Con me e con gli alpini
di Piero Jahier
Mursia 2005
Dal 1909 Jahier respirava aria vociana e dal 1911 al ’13 è tenente istruttore di un reparto degli alpini durante la prima guerra mondiale.
Sto bene, sono felice nel fango, nevi e fatiche. Tra gli uomini della mia razza. Sono nel mio dovere; per questo sto bene. Se persevero a conquistare l’anima, la bellezza mi sarà regalata.
L’interventismo, l’impegno in guerra per Jahier non è opportunità di carriera e lucro come per molti giovani del suo tempo, ma un esercizio e una esperienza umana che può diventare letteraria. Stile frammentato, diaristico, sintetico, lirico. Alternarsi di prosa e poesia.
Giorni che la minima buona azione vale la più bella poesia.
Azione oltre alla letteratura, tanto da negare il valore supremo della poesia e superarlo con una azione, un atto umano. La valorizzazione della guerra non ha nulla dell’estetica futurista o dell’operazione maltusiana di Papini o dell’atto imperialistico: la guerra è un esercizio, una prova di vita.
Privazione, salute, uguaglianza, ubbidienza, disciplina, amore, buona coscienza.

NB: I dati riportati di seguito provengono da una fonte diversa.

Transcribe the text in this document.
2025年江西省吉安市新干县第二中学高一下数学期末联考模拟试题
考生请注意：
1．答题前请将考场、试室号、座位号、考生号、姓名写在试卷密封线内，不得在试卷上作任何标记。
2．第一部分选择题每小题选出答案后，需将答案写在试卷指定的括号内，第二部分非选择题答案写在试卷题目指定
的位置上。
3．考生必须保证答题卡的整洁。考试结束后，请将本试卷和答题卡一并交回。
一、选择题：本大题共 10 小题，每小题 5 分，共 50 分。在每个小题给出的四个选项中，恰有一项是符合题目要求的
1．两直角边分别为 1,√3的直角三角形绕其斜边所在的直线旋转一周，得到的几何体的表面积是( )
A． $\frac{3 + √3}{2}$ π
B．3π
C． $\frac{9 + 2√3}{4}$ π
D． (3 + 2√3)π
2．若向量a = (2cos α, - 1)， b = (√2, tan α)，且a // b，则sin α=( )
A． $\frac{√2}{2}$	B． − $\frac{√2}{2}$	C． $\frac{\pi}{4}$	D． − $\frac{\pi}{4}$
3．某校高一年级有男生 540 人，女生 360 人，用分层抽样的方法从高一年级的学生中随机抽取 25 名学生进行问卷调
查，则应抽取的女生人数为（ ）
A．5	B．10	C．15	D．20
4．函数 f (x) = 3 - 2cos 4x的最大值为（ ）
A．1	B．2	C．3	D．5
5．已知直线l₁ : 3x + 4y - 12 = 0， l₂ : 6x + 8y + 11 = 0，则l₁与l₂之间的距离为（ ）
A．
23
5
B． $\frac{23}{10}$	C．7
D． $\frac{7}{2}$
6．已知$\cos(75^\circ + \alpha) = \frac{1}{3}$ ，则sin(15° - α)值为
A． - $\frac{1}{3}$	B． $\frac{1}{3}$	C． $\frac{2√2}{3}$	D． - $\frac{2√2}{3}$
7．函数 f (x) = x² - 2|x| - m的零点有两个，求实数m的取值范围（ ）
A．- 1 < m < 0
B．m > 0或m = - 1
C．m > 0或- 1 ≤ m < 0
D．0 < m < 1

Il soldato allora ha un ruolo nell’impresa bellica e questa esperienza ha un ruolo nella formazione dell’uomo, del giusto, del popolo. Ed il sacrificio soprattutto, la necessità del sacrificio che Jahier ritrova nei suoi alpini, in quel popolo lontano dalle lussurie cittadine, che fa quotidianamente i conti con le ostilità della montagna. Gli alpini che sono soldati avvezzi alle difficoltà perché sono abituati a fare vita attenta, sincera e parsimoniosa.
La guerra è un momento di crescita esistenziale per l’uomo, e la condivisione di alcune sorti e difficoltà lo fa appartenere ad un gruppo, ad un popolo. La montagna degli alpini e delle scene di guerra è tutto ciò: forza, fatica, coraggio e sofferenza in opposizione alle civiltà industriali. E qui Jahier tocca il doloroso tema dell’emigrazione italiana. Gli alpini, non solo il suo popolo ma l’idea che lui ha di essere tale, sono un popolo emigrante (si va in Germania, d’inverno, quando sui monti c’è poco da fare) che in terra d’emigrazione non mette mai le radici pronto com’è a tornare a casa e vivere la vera vita. I guadagni di queste fatiche non vengono sperperati all’estero ma si usano per comprare pezzi di terra vicino casa. Così Jahier porta la minuta e preziosa esperienza di un popolo ristretto che fa parte di quella grande proletaria che si muove, ma non speranzosa di conquistare nuove terre.